Core Concepts
This paper presents the first dataset for automatic speech recognition (ASR) in the endangered Kichwa language, containing 4 hours of audio with transcriptions, Spanish translations, and morphosyntactic annotations in Universal Dependencies format.
Abstract
The paper introduces the Killkan dataset, the first resource for automatic speech recognition (ASR) in the Kichwa language, an endangered indigenous language of Ecuador. The dataset contains approximately 4 hours of audio with transcriptions, Spanish translations, and morphosyntactic annotations in the Universal Dependencies format.
Key highlights:
Kichwa is an extremely low-resource language with no prior datasets available for natural language processing.
The audio data was retrieved from a publicly available radio program in Kichwa, and the transcriptions were manually corrected and aligned with the audio.
The dataset includes Spanish-Kichwa code-switching, which is common in spoken Kichwa, and the annotations capture this phenomenon.
The morphosyntactic annotations extend the Universal Dependencies guidelines to represent Kichwa-specific features like topic, focus, and switch-reference.
Experiments show that the dataset enables the development of the first reliable ASR system for Kichwa, achieving a character error rate of 2.04% when fine-tuning the wav2vec2 model.
The dataset, ASR model, and the code used to develop them will be publicly available, contributing to resource building and applications for low-resource languages.
Stats
The dataset contains approximately 4 hours of audio with 26,544 tokens.
The average length of a token is 6.12 characters.
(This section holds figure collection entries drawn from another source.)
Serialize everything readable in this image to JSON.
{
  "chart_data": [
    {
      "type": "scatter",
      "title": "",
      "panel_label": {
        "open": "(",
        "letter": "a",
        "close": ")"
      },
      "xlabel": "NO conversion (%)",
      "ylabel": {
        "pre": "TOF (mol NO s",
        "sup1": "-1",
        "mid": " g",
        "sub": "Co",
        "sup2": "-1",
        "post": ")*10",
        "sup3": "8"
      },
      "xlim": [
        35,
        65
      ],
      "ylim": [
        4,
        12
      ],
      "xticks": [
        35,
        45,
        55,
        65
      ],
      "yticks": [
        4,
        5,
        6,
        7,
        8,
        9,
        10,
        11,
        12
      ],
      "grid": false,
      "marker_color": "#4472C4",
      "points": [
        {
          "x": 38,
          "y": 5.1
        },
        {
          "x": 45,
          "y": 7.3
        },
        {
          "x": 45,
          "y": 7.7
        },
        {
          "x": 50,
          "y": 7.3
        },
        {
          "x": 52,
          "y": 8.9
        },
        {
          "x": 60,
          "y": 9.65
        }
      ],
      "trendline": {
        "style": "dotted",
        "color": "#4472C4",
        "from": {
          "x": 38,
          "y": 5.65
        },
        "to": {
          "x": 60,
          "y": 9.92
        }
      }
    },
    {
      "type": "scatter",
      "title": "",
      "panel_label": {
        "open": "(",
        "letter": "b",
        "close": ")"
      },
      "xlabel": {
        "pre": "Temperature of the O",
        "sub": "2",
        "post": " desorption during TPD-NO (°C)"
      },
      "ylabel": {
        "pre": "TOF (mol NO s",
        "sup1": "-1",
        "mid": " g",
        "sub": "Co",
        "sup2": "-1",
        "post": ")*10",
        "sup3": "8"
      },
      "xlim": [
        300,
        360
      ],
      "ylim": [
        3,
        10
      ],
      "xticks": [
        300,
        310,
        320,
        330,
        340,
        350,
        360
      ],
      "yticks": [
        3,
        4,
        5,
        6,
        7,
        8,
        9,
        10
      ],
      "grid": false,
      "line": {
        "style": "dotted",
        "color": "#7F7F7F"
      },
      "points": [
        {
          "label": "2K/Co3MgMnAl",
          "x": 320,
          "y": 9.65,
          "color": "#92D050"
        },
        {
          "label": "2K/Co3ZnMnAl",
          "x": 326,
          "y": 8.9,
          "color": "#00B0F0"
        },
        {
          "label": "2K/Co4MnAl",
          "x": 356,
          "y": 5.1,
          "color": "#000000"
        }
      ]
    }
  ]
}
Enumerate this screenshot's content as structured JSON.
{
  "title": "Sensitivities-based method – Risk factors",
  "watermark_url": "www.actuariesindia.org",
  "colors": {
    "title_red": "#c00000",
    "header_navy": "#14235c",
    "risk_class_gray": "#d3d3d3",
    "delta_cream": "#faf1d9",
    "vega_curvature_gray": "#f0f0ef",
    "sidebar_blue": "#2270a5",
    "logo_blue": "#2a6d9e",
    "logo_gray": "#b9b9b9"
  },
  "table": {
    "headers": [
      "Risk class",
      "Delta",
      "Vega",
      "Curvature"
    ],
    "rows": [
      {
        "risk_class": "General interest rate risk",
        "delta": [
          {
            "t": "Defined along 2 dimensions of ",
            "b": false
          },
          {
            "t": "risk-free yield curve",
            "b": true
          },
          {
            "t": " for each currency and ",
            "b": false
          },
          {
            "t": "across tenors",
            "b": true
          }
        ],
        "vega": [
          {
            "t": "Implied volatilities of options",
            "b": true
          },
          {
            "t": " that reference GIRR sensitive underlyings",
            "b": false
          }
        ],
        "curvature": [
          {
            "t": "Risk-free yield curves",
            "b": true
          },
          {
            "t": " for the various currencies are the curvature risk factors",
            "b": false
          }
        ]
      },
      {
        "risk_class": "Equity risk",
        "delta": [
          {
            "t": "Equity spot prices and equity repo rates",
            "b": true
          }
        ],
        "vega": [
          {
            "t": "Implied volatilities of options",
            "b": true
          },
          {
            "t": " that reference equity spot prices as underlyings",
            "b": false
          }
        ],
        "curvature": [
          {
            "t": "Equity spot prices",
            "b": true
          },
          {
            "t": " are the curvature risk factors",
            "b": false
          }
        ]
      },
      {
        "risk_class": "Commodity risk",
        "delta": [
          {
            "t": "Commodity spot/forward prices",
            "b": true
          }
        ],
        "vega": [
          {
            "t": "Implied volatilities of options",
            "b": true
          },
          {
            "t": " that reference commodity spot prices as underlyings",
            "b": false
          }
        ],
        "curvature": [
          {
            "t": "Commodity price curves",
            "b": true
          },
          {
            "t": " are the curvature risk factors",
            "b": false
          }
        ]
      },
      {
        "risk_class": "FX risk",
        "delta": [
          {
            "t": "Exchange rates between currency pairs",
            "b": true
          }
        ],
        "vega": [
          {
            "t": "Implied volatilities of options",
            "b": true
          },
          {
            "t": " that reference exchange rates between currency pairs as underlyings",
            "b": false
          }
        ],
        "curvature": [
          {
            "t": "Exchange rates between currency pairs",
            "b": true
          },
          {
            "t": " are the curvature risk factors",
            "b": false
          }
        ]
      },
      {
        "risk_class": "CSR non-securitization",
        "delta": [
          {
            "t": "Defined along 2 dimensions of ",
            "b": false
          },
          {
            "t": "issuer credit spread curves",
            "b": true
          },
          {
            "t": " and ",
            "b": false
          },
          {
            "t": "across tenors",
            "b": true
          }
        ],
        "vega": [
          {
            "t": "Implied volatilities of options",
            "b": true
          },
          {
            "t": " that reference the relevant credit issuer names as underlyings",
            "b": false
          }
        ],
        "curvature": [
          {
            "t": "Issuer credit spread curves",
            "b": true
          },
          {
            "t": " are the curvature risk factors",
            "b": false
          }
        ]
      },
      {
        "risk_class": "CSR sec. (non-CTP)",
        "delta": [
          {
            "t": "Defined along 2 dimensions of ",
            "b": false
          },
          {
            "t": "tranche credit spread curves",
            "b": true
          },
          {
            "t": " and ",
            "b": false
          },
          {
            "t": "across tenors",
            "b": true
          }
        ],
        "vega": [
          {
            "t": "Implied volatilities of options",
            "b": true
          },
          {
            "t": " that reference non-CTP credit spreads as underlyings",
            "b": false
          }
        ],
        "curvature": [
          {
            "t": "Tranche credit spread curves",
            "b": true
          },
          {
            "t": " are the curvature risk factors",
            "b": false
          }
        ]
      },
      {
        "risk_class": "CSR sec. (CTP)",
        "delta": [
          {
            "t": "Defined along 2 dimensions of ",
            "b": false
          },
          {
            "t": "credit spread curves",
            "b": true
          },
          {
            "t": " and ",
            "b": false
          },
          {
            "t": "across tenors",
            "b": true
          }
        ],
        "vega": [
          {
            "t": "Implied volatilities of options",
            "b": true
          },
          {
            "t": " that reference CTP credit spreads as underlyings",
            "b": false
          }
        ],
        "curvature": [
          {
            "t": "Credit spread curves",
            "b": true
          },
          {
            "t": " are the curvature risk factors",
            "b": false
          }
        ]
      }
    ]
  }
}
The average sentence length is 6.76 tokens.
Quotes
"Kichwa is an extremely low-resource endangered language, and there have been no resources before Killkan for Kichwa to be incorporated in applications of natural language processing."
"Our dataset, the ASR model, and the code used to develop them will be publicly available. Thus, our study positively showcases resource building and its applications for low-resource languages and their community."